Daddy had seen the mysterious fire too! He’d even discovered its name—ball lightning. Daddy and I can have a long talk about it when I get home, I thought as I reached the stream. If I make it home!

The tiny stream was no firebreak. At best it would be a temporary stopgap to slow the fire down. My chances of outrunning the flames on foot ranged from slim to hopeless to none. I dropped my rifle into the water.

Normally leaving that rifle behind would be unthinkable. Now, with the heat of the fire bearing down on me, I just couldn’t carry the extra weight. I could only hope I’d live long enough to retrieve it again.

I looked over my shoulder as I laid it down. The flames had topped the crest of Chestnut Mountain. The race was on!

I pumped my arms and legs and kept my eyes on the far ridge. I was young and athletic, but the mountain was steep. My breath came in short, raspy gasps. A sharp, stabbing pain pierced my side. But I couldn’t stop.

Ahead, at the top of the next ridge, was a large outcropping of rock. If I could make it there, I thought, I might have a chance. If the rocks could provide protection from the fire.

I ran, I stumbled. I crawled when I had to. Finally I reached the stone formation. I crawled into the center of the rocks and collapsed. I looked down at the valley around me. The forest was an inferno.

The fire had followed the natural terrain of the hollows, completely surrounding my little island of stone, and the flames were getting closer. I huddled down in a crevice and covered myself with my coat. The air around me got hotter as the flames closed in.

It’s like hiding in an oven, I thought. I just might be roasted alive here!

My legs prickled as the heat penetrated my trousers. I tucked my legs up as close as I could to my body. Thoughts of home rushed into my mind. My mother, my father, my sisters, my little brother, Buddy Earl.

But that wasn’t the home I was going to now. I was headed to my home with God. If it was my time, I had to accept it.

I threw back my coat and raised my arms to the sky. “Please, dear Lord, accept me into your presence and take care of my family!”

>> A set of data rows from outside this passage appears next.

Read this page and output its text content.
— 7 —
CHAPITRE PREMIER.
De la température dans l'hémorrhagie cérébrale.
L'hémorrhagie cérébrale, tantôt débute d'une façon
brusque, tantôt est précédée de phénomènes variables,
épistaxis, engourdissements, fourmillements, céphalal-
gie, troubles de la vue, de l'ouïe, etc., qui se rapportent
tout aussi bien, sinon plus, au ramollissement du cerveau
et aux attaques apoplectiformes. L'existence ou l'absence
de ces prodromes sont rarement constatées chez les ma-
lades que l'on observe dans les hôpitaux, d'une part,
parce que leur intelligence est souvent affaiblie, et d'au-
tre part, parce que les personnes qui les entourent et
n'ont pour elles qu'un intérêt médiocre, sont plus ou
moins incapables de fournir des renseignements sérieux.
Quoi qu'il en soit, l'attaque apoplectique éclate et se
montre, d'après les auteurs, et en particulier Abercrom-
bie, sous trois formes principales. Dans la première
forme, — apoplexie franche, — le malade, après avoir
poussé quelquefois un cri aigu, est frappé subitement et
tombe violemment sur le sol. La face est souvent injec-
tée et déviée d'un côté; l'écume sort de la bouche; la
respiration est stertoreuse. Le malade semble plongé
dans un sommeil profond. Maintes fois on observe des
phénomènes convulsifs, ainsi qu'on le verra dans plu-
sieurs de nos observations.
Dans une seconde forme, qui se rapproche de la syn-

I held my breath. I heard a strange sound, like the fluttering of a thousand wings beating together.

Then came the rain. Not a light rain like a shower on a spring day or a summer’s afternoon, but a great deluge. The skies opened up and water poured down in a torrent. I ducked my head for fear of drowning in it. The rocks around me sizzled and steamed when the blessed rain touched them.

When the downpour stopped and I could raise my head, I saw the valley around me blackened and charred, but safe once again. On shaky legs I made my way back to the stream to retrieve my rifle, then down the slope toward home.

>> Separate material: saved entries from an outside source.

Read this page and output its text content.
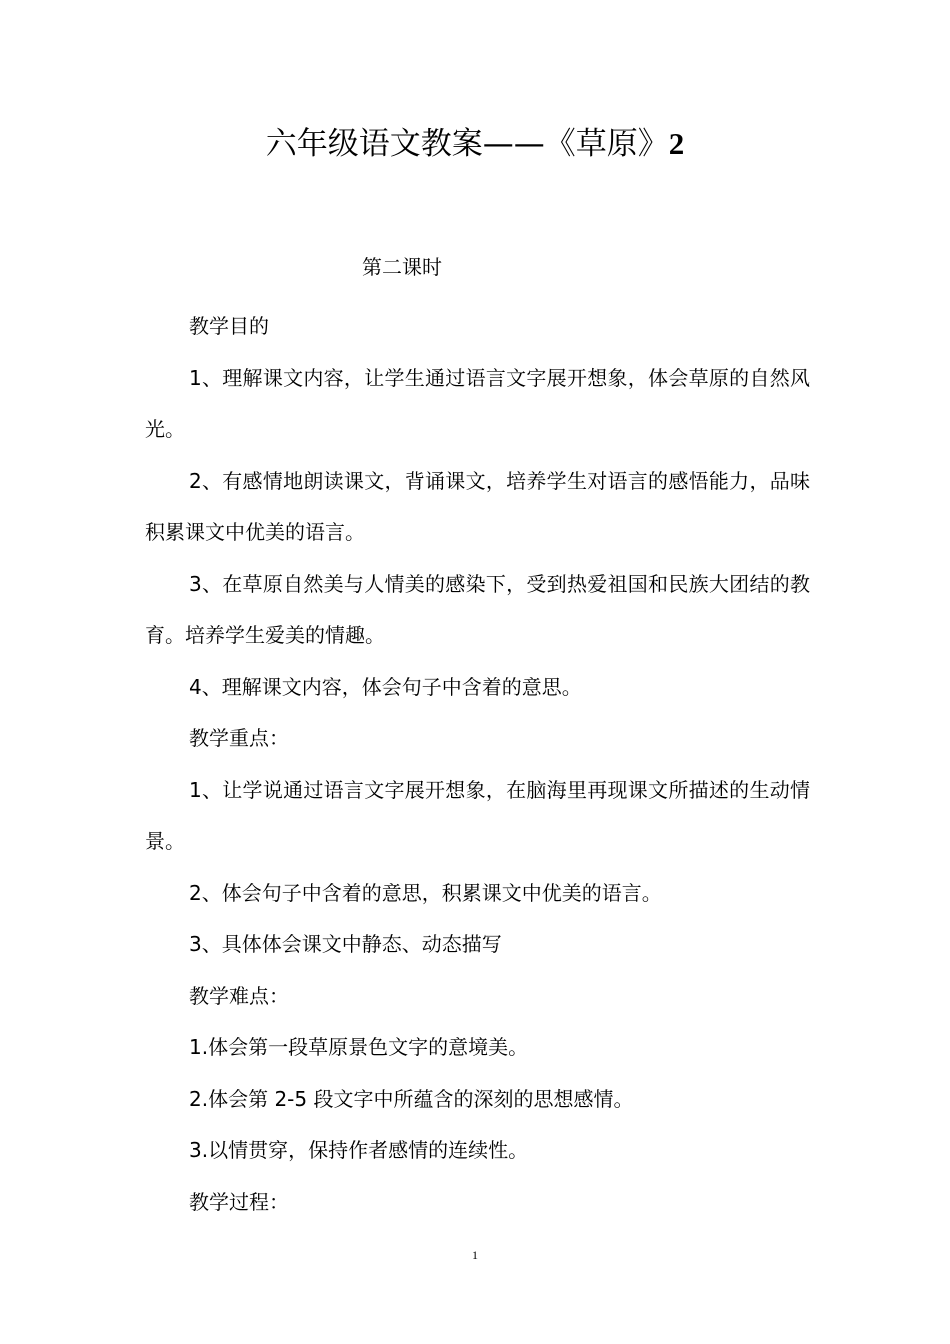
六年级语文教案——《草原》2
第二课时

教学目的

1、理解课文内容，让学生通过语言文字展开想象，体会草原的自然风光。

2、有感情地朗读课文，背诵课文，培养学生对语言的感悟能力，品味积累课文中优美的语言。

3、在草原自然美与人情美的感染下，受到热爱祖国和民族大团结的教育。培养学生爱美的情趣。

4、理解课文内容，体会句子中含着的意思。

教学重点：

1、让学说通过语言文字展开想象，在脑海里再现课文所描述的生动情景。

2、体会句子中含着的意思，积累课文中优美的语言。

3、具体体会课文中静态、动态描写

教学难点：

1.体会第一段草原景色文字的意境美。

2.体会第 2-5 段文字中所蕴含的深刻的思想感情。

3.以情贯穿，保持作者感情的连续性。

教学过程：

1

I opened the back door and found Mama at the kitchen sink. I’d never been so glad to see her.

“What happened to you?” Mama asked, frowning at my still-dripping clothes. “How’d you get so wet?”

“Caught in the downpour,” I said.

“Downpour?” said Mama. “We didn’t get any rain here. This side of the mountain didn’t see a drop.”

Guess my guardian angel knew where that rain was needed most.